Methods: There were 1,655 consecutive patients with at least one CTO included and were grouped into successful revascularization (n = 591) and unsuccessful revascularization (n = 1,064). Propensity score matching (PSM) was carried out to balance the clinical and the angiographic characteristics. Cardiac mortality was defined as the primary endpoint. Major adverse cardiac event (MACE) was assessed as a "secondary endpoint."
Results: After 3.6 years of follow-up, there was no significant difference between the successful and the unsuccessful revascularization groups in the rate of cardiac mortality [adjusted hazard ratio (HR) 0.96, 95% confidence interval (CI) 0.59-1.58, p = 0.865]. After the PSM analysis (371 pairs) between the two groups, the cardiac mortality rate values (HR 0.51, 95% CI 0.23-1.15, p = 0.104) were equivalent, whereas the adjusted risk of MACE (HR 0.43, 95% CI 0.32-0.58, p = 0.001) and target-vessel revascularization (HR 0.41, 95% CI 0.29-0.58, p < 0.001) were significantly higher in patients with unsuccessful revascularization.
Conclusion: For the treatment of CTO patients, successful revascularization was not associated with a lesser risk for cardiac mortality as compared with unsuccessful revascularization. However, successful revascularization reduced MACE and target-vessel revascularization.

Introduction

Coronary chronic total occlusion (CTO) revascularization is a challenging obstacle in the field of coronary intervention (1). Several observational studies demonstrated that better outcomes of successful CTO percutaneous coronary intervention (PCI) included angina reduction and improvement in both long-term survival and left ventricular function in comparison with unsuccessful procedures (2–6). However, CTO-PCI is attempted in 10–20.7% patients (7, 8) mainly because CTO-PCI procedures are costly, complex, and associated with higher complication rates as compared to non-CTO interventions (9, 10). Therefore, a large portion of patients with CTOs are treated by coronary artery bypass grafting (CABG) or medical therapy (MT), especially in patients with well-developed collateral circulation or multiple CTOs and multi-vessel coronary disease (11–15). However, the patients who receive MT without a CTO-PCI attempt were rarely considered previously (16, 17). To date, the prognosis of successful revascularization of CTO remains uncertain, and there is limited data on the impact of successful revascularization for CTO patients on long-term cardiovascular survival.

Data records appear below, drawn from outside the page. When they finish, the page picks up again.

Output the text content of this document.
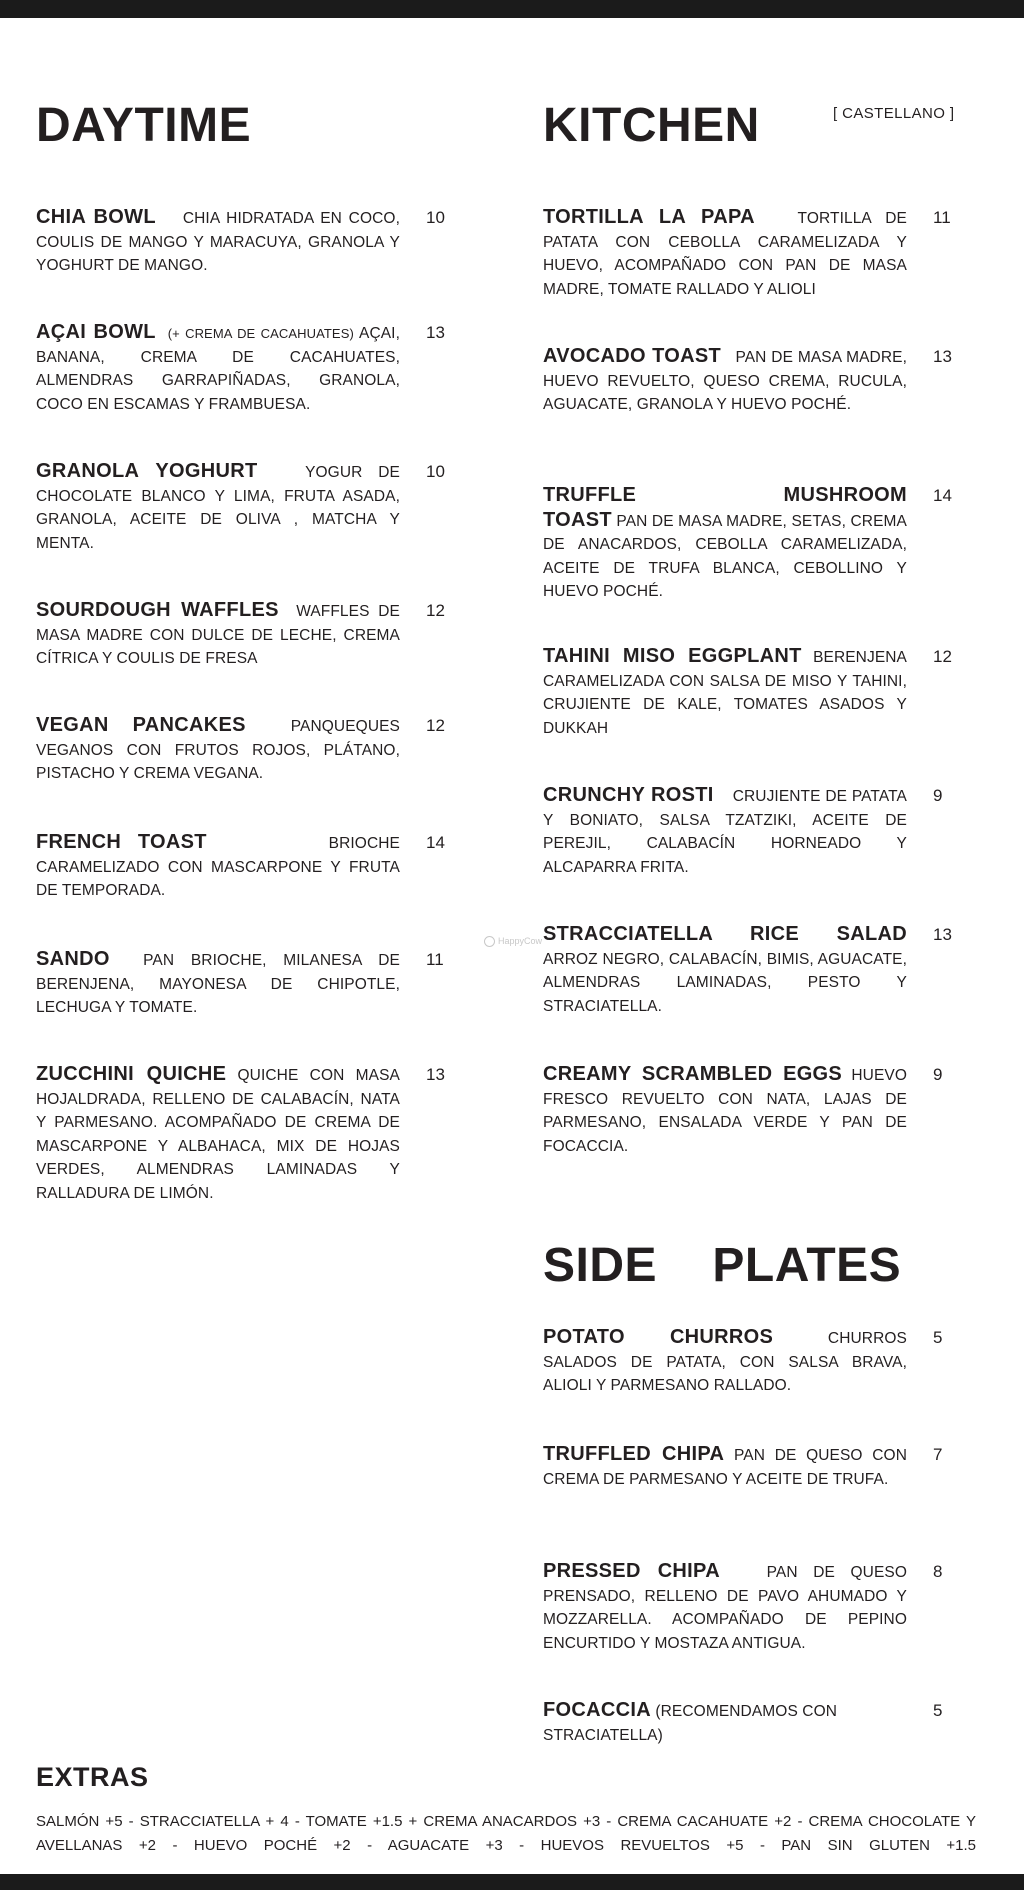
DAYTIME	KITCHEN	[ CASTELLANO ]
CHIA BOWL CHIA HIDRATADA EN COCO, COULIS DE MANGO Y MARACUYA, GRANOLA Y YOGHURT DE MANGO.
10
AÇAI BOWL (+ CREMA DE CACAHUATES) AÇAI, BANANA, CREMA DE CACAHUATES, ALMENDRAS GARRAPIÑADAS, GRANOLA, COCO EN ESCAMAS Y FRAMBUESA.
13
GRANOLA YOGHURT	YOGUR DE CHOCOLATE BLANCO Y LIMA, FRUTA ASADA, GRANOLA, ACEITE DE OLIVA , MATCHA Y MENTA.
10
SOURDOUGH WAFFLES WAFFLES DE MASA MADRE CON DULCE DE LECHE, CREMA CÍTRICA Y COULIS DE FRESA
12
VEGAN PANCAKES	PANQUEQUES VEGANOS CON FRUTOS ROJOS, PLÁTANO, PISTACHO Y CREMA VEGANA.
12
FRENCH TOAST	BRIOCHE CARAMELIZADO CON MASCARPONE Y FRUTA DE TEMPORADA.
14
SANDO PAN BRIOCHE, MILANESA DE BERENJENA, MAYONESA DE CHIPOTLE, LECHUGA Y TOMATE.
11
ZUCCHINI QUICHE QUICHE CON MASA HOJALDRADA, RELLENO DE CALABACÍN, NATA Y PARMESANO. ACOMPAÑADO DE CREMA DE MASCARPONE Y ALBAHACA, MIX DE HOJAS VERDES, ALMENDRAS LAMINADAS Y RALLADURA DE LIMÓN.
13
TORTILLA LA PAPA	TORTILLA DE PATATA CON CEBOLLA CARAMELIZADA Y HUEVO, ACOMPAÑADO CON PAN DE MASA MADRE, TOMATE RALLADO Y ALIOLI
11
AVOCADO TOAST PAN DE MASA MADRE, HUEVO REVUELTO, QUESO CREMA, RUCULA, AGUACATE, GRANOLA Y HUEVO POCHÉ.
13
TRUFFLE MUSHROOM TOAST PAN DE MASA MADRE, SETAS, CREMA DE ANACARDOS, CEBOLLA CARAMELIZADA, ACEITE DE TRUFA BLANCA, CEBOLLINO Y HUEVO POCHÉ.
14
TAHINI MISO EGGPLANT BERENJENA CARAMELIZADA CON SALSA DE MISO Y TAHINI, CRUJIENTE DE KALE, TOMATES ASADOS Y DUKKAH
12
CRUNCHY ROSTI CRUJIENTE DE PATATA Y BONIATO, SALSA TZATZIKI, ACEITE DE PEREJIL, CALABACÍN HORNEADO Y ALCAPARRA FRITA.
9
STRACCIATELLA RICE SALAD ARROZ NEGRO, CALABACÍN, BIMIS, AGUACATE, ALMENDRAS LAMINADAS, PESTO Y STRACIATELLA.
13
CREAMY SCRAMBLED EGGS HUEVO FRESCO REVUELTO CON NATA, LAJAS DE PARMESANO, ENSALADA VERDE Y PAN DE FOCACCIA.
9
SIDE    PLATES
POTATO CHURROS	CHURROS SALADOS DE PATATA, CON SALSA BRAVA, ALIOLI Y PARMESANO RALLADO.
5
TRUFFLED CHIPA PAN DE QUESO CON CREMA DE PARMESANO Y ACEITE DE TRUFA.
7
PRESSED CHIPA	PAN DE QUESO PRENSADO, RELLENO DE PAVO AHUMADO Y MOZZARELLA. ACOMPAÑADO DE PEPINO ENCURTIDO Y MOSTAZA ANTIGUA.
8
FOCACCIA (RECOMENDAMOS CON STRACIATELLA)
5
EXTRAS
SALMÓN +5 - STRACCIATELLA + 4 - TOMATE +1.5 + CREMA ANACARDOS +3 - CREMA CACAHUATE +2 - CREMA CHOCOLATE Y
AVELLANAS +2 - HUEVO POCHÉ +2 - AGUACATE +3 - HUEVOS REVUELTOS +5 - PAN SIN GLUTEN +1.5
HappyCow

In this study, we sought to investigate the long-term clinical outcomes of CTO patients treated with successful and unsuccessful CTO revascularization in a large cohort of population.

Materials and Methods

Study Population

A total of 1,702 patients with at least one CTO were enrolled at our institution between 2007 and 2016 (18). The exclusion criteria were: (1) prior CABG and (2) acute ST-segment elevation myocardial infarction (MI). After exclusion, a final population of 1,655 patients was left. The subjects were classified into either successful revascularization group or unsuccessful revascularization group based on the initial therapeutic modalities. The patients referred for revascularization had presence of symptomatic angina and/or myocardial viability in the territory of CTO or inducible ischemia, which were reported in our previously published article (18).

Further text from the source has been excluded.